Нынче, в семнадцатом-то году, таких пиров не задает и сам находский князь.
Delirium tremens
Не знаю, душенька, когда в Пера вселился дьявол и он завопил на все албанские горы, а горы вторили ему, оливы росли по склону прямо из снега, и я не знаю, где это было, — солдаты провалились в сугроб вместе с лошадьми, все смешалось в кучу, и многие плакали от страха, что погибнут в этих горах, ты не можешь себе представить, душенька, до чего жалко мне было Пера и Адама Сейнера, который замерз, перепившись ракии, как сейчас вижу лошадей — обезумев, они сами бросались в пропасть, — ничего не спрашивайте, ведь я уже говорил пану доценту, это страшная тайна, только тебе, душенька, расскажу, как пугали меня в Сараеве железные серпы на заборах и колючая проволока, как сторожили меня надзиратели — знали, что хочу выбраться из их тюрьмы — и как болели у меня суставы пальцев оттого, что я бил по стеклу, но никак не мог его разбить, и ногти — помнишь, прежде, моя дорогая, ты так любила их полировать — болели оттого, что я царапал ими гладкие стены, двери с засовом и пол, я стоял на коленях и молил стражей сжалиться надо мной.

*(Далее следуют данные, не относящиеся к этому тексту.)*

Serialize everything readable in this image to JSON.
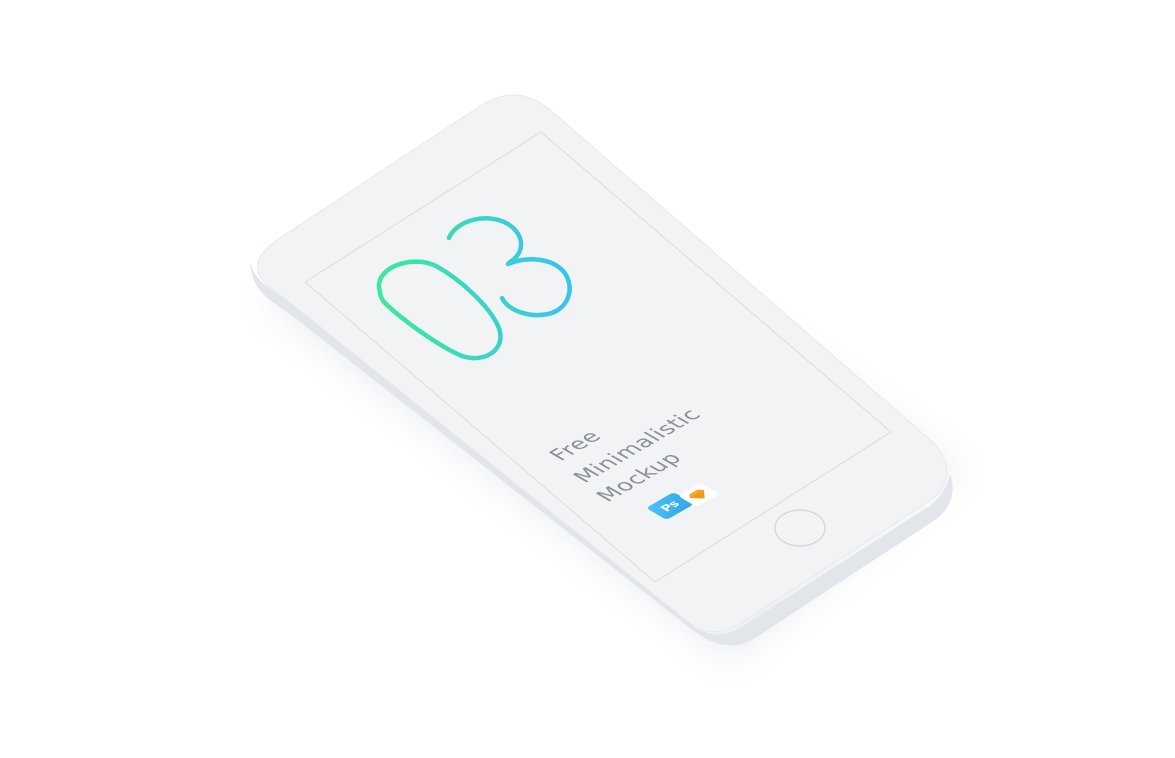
{
  "mockup": {
    "number": "03",
    "title_lines": [
      "Free",
      "Minimalistic",
      "Mockup"
    ],
    "badges": {
      "photoshop_label": "Ps",
      "photoshop_icon": "photoshop-icon",
      "sketch_icon": "sketch-diamond-icon"
    }
  },
  "colors": {
    "background": "#ffffff",
    "device_body": "#f2f3f5",
    "device_edge": "#e2e5ea",
    "screen_outline": "#d8dce1",
    "text": "#8a9098",
    "gradient_start": "#3ee89a",
    "gradient_end": "#38c4ee",
    "photoshop_blue": "#2fa5e8",
    "sketch_orange": "#f6a623"
  }
}
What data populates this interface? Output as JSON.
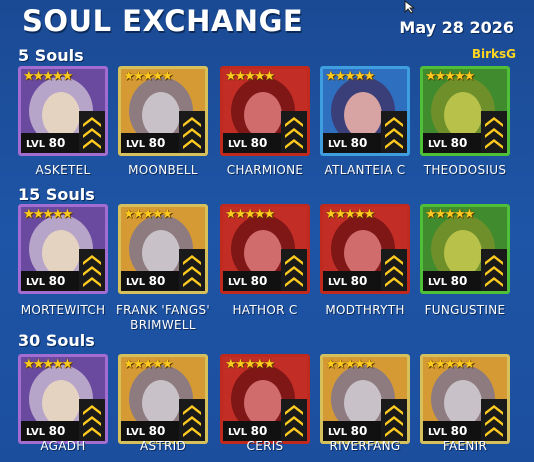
{
  "header": {
    "title": "SOUL EXCHANGE",
    "date": "May 28 2026",
    "author": "BirksG"
  },
  "colors": {
    "background": "#1e55a6",
    "star": "#ffcb1f",
    "author": "#ffd51e",
    "border_epic": "#a36cd0",
    "border_legendary": "#d6c05c",
    "border_mythical": "#c0291e",
    "border_rare": "#3f9ee0",
    "border_green": "#4fbf38"
  },
  "sections": [
    {
      "label": "5 Souls",
      "champions": [
        {
          "name": "ASKETEL",
          "level_prefix": "LVL",
          "level": "80",
          "stars": 5,
          "icon": "champion-portrait",
          "border": "epic"
        },
        {
          "name": "MOONBELL",
          "level_prefix": "LVL",
          "level": "80",
          "stars": 5,
          "icon": "champion-portrait",
          "border": "legendary"
        },
        {
          "name": "CHARMIONE",
          "level_prefix": "LVL",
          "level": "80",
          "stars": 5,
          "icon": "champion-portrait",
          "border": "mythical"
        },
        {
          "name": "ATLANTEIA C",
          "level_prefix": "LVL",
          "level": "80",
          "stars": 5,
          "icon": "champion-portrait",
          "border": "rare"
        },
        {
          "name": "THEODOSIUS",
          "level_prefix": "LVL",
          "level": "80",
          "stars": 5,
          "icon": "champion-portrait",
          "border": "green"
        }
      ]
    },
    {
      "label": "15 Souls",
      "champions": [
        {
          "name": "MORTEWITCH",
          "level_prefix": "LVL",
          "level": "80",
          "stars": 5,
          "icon": "champion-portrait",
          "border": "epic"
        },
        {
          "name": "FRANK 'FANGS' BRIMWELL",
          "level_prefix": "LVL",
          "level": "80",
          "stars": 5,
          "icon": "champion-portrait",
          "border": "legendary"
        },
        {
          "name": "HATHOR C",
          "level_prefix": "LVL",
          "level": "80",
          "stars": 5,
          "icon": "champion-portrait",
          "border": "mythical"
        },
        {
          "name": "MODTHRYTH",
          "level_prefix": "LVL",
          "level": "80",
          "stars": 5,
          "icon": "champion-portrait",
          "border": "mythical"
        },
        {
          "name": "FUNGUSTINE",
          "level_prefix": "LVL",
          "level": "80",
          "stars": 5,
          "icon": "champion-portrait",
          "border": "green"
        }
      ]
    },
    {
      "label": "30 Souls",
      "champions": [
        {
          "name": "AGADH",
          "level_prefix": "LVL",
          "level": "80",
          "stars": 5,
          "icon": "champion-portrait",
          "border": "epic"
        },
        {
          "name": "ASTRID",
          "level_prefix": "LVL",
          "level": "80",
          "stars": 5,
          "icon": "champion-portrait",
          "border": "legendary"
        },
        {
          "name": "CERIS",
          "level_prefix": "LVL",
          "level": "80",
          "stars": 5,
          "icon": "champion-portrait",
          "border": "mythical"
        },
        {
          "name": "RIVERFANG",
          "level_prefix": "LVL",
          "level": "80",
          "stars": 5,
          "icon": "champion-portrait",
          "border": "legendary"
        },
        {
          "name": "FAENIR",
          "level_prefix": "LVL",
          "level": "80",
          "stars": 5,
          "icon": "champion-portrait",
          "border": "legendary"
        }
      ]
    }
  ]
}
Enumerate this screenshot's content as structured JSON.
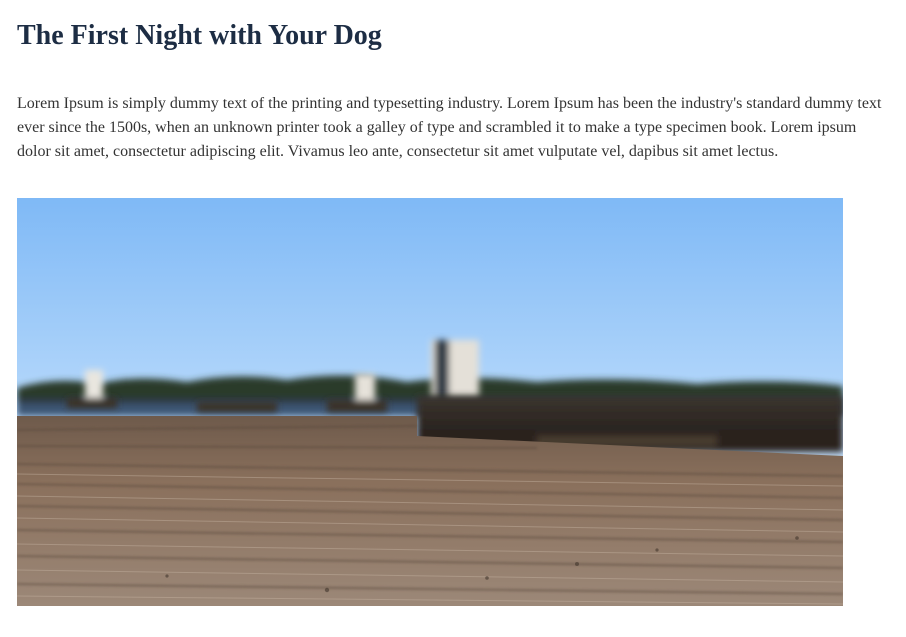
{
  "article": {
    "title": "The First Night with Your Dog",
    "body": "Lorem Ipsum is simply dummy text of the printing and typesetting industry. Lorem Ipsum has been the industry's standard dummy text ever since the 1500s, when an unknown printer took a galley of type and scrambled it to make a type specimen book. Lorem ipsum dolor sit amet, consectetur adipiscing elit. Vivamus leo ante, consectetur sit amet vulputate vel, dapibus sit amet lectus."
  },
  "colors": {
    "title": "#1d2d44",
    "text": "#333333",
    "sky_top": "#86bff7",
    "sky_bottom": "#dfeefe",
    "deck": "#8a6f5a"
  },
  "image": {
    "icon": "blurred-dock-photo"
  }
}
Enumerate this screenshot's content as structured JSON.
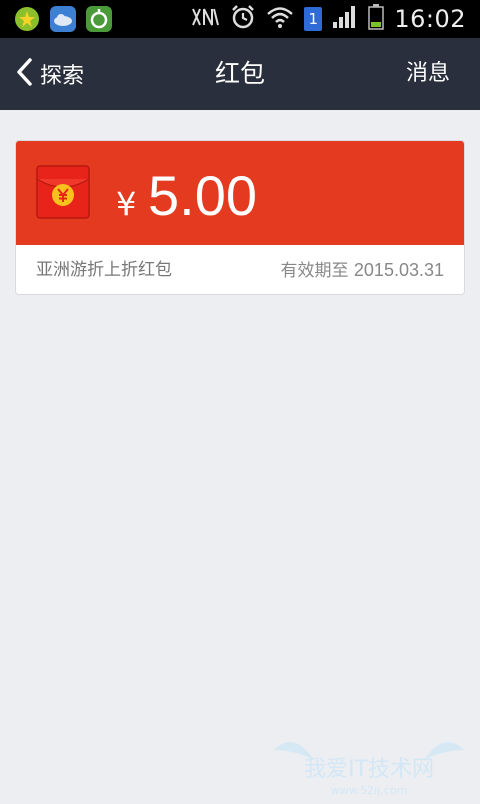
{
  "status_bar": {
    "time": "16:02",
    "sim_slot": "1",
    "icons": [
      "app-360-icon",
      "weather-icon",
      "unlock-icon",
      "nfc-off-icon",
      "alarm-icon",
      "wifi-icon",
      "signal-icon",
      "battery-icon"
    ]
  },
  "header": {
    "back_label": "探索",
    "title": "红包",
    "messages_label": "消息"
  },
  "red_packet": {
    "currency_symbol": "¥",
    "amount": "5.00",
    "name": "亚洲游折上折红包",
    "expiry_prefix": "有效期至",
    "expiry_date": "2015.03.31",
    "colors": {
      "card_red": "#e33a20",
      "envelope_red": "#e8241a",
      "coin_gold": "#f6c21b"
    }
  },
  "watermark": {
    "text": "我爱IT技术网",
    "url": "www.52ij.com"
  },
  "colors": {
    "header_bg": "#292f3c",
    "page_bg": "#eceef2",
    "status_bg": "#000000"
  }
}
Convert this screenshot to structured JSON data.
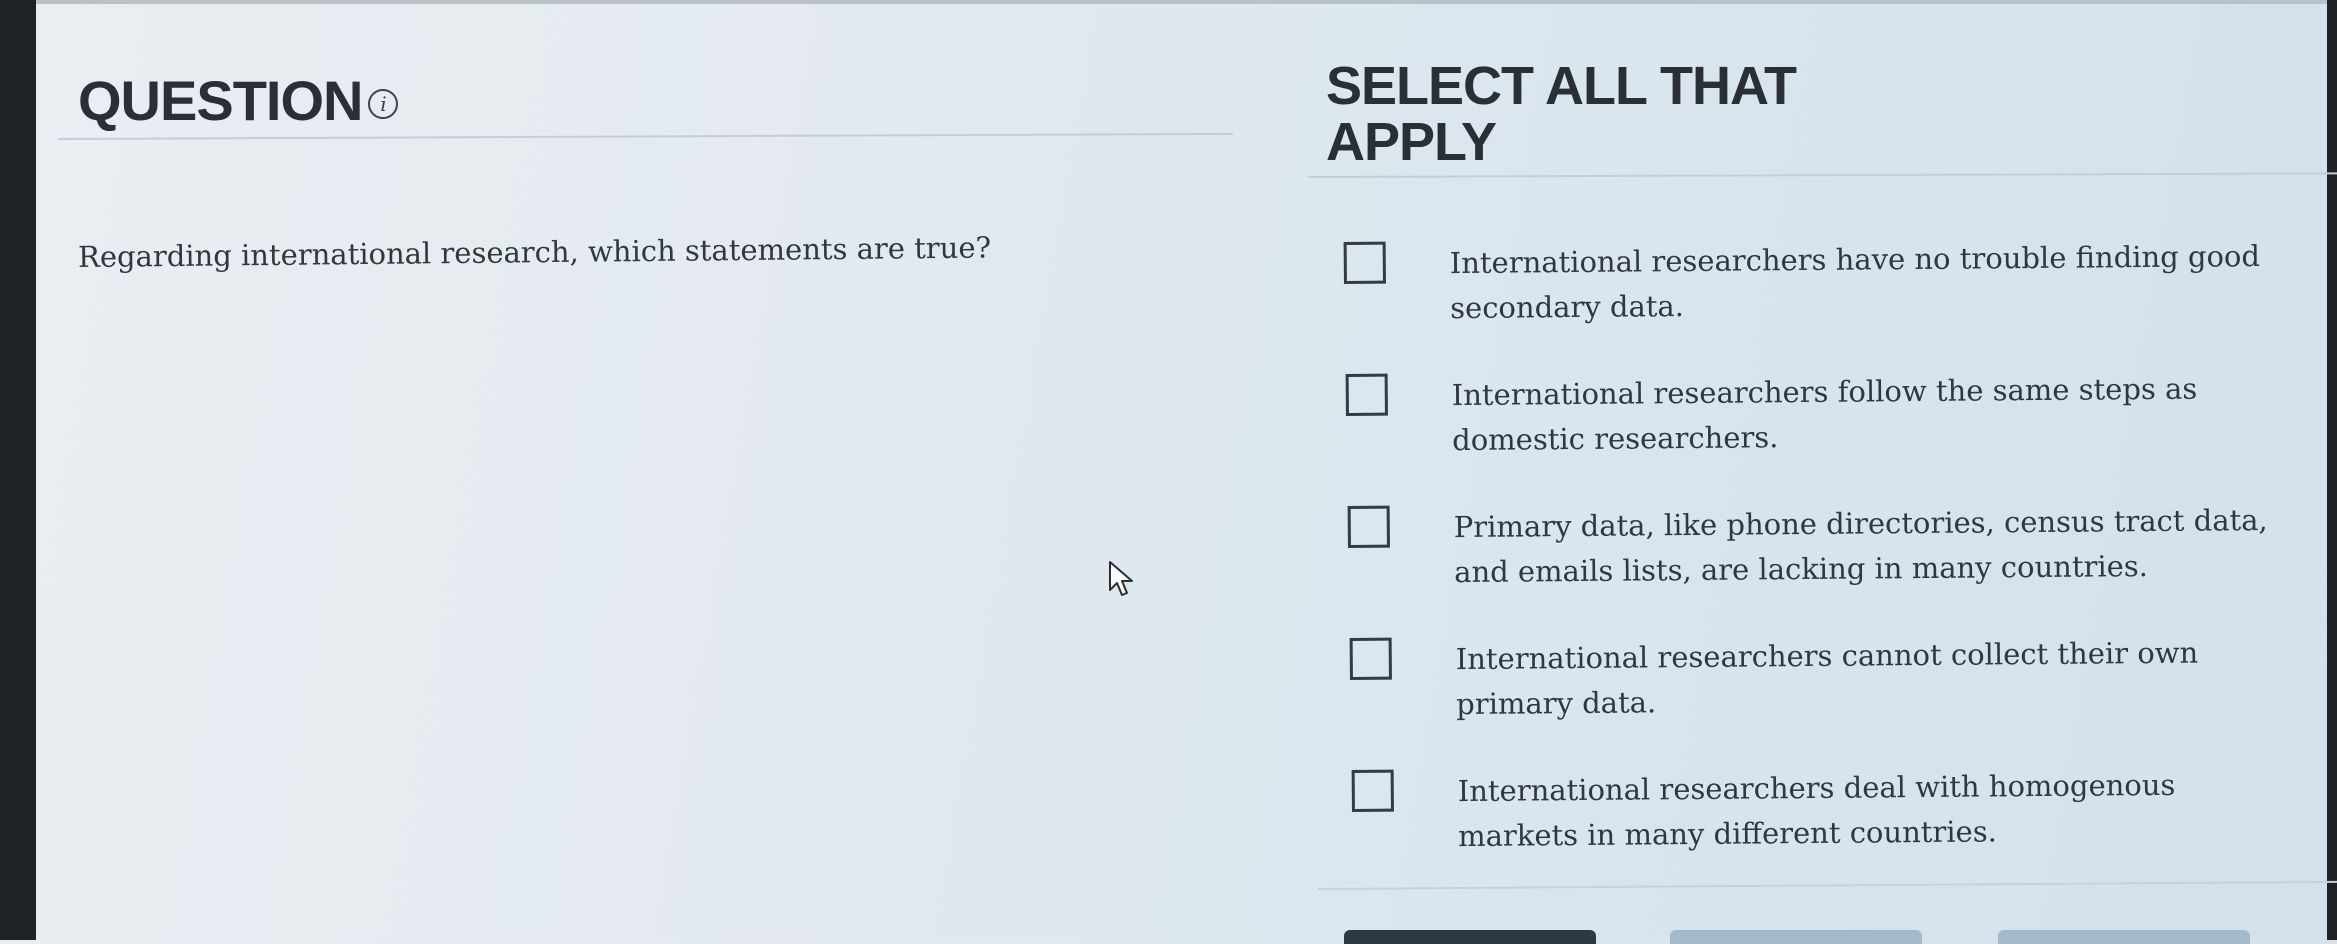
{
  "question": {
    "title": "QUESTION",
    "info_icon": "info-icon",
    "text": "Regarding international research, which statements are true?"
  },
  "answers": {
    "title": "SELECT ALL THAT APPLY",
    "options": [
      {
        "label": "International researchers have no trouble finding good secondary data.",
        "checked": false
      },
      {
        "label": "International researchers follow the same steps as domestic researchers.",
        "checked": false
      },
      {
        "label": "Primary data, like phone directories, census tract data, and emails lists, are lacking in many countries.",
        "checked": false
      },
      {
        "label": "International researchers cannot collect their own primary data.",
        "checked": false
      },
      {
        "label": "International researchers deal with homogenous markets in many different countries.",
        "checked": false
      }
    ]
  },
  "colors": {
    "primary_button": "#2d3845",
    "secondary_button": "#a4bacb",
    "text": "#2f3741"
  }
}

Офицеры несли Гауштейну несусветную чушь, Христом-богом заклинали тоже пустить их домой, будто, мол, албанцы поубивали их родителей, а тот молился вслух, читал молитвы с пятого на десятое, и я крикнул: «Какое мне дело! Молчать, голодранцы!».
В коридоре пятый день все надо мной смеются и свистят один другого громче, поют сербские песенки: го-го-го… а-а-а… ла-ла-ла… го-го-го, хлопают в ладоши — ух, ух! — офицеры и старик генерал, друг и недруг. Над тем венгром, что все шарил по полу, — ох, и посмеялся же я, родная, глазищи выпучил, губы трубочкой, все углы облазал, искал стебельки, ощупывал ребра скамейки, метром мерил.
А этот парень встал на койке, всех благословляет, голову как-то запрокинул и окаменел — ничего не скажешь, душенька, благородное общество, и все как один в стельку пьяные.
«Солдатик! Слезь с койки!» — а он знай себе играет пальцами, выворачивает суставы, а в углу под одеялом кроты, поддашь ногой — не шелохнется, итак день-деньской в зимней спячке, в рот ничего не берут, художник их рисовал и все пересчитывал, пятеро их было, а сам сядет писать письмо — одни крестики, вот разбойник, я его еще по фронту знал, не говорит, только бормочет не поймешь что, на доцента с кулаками кидался.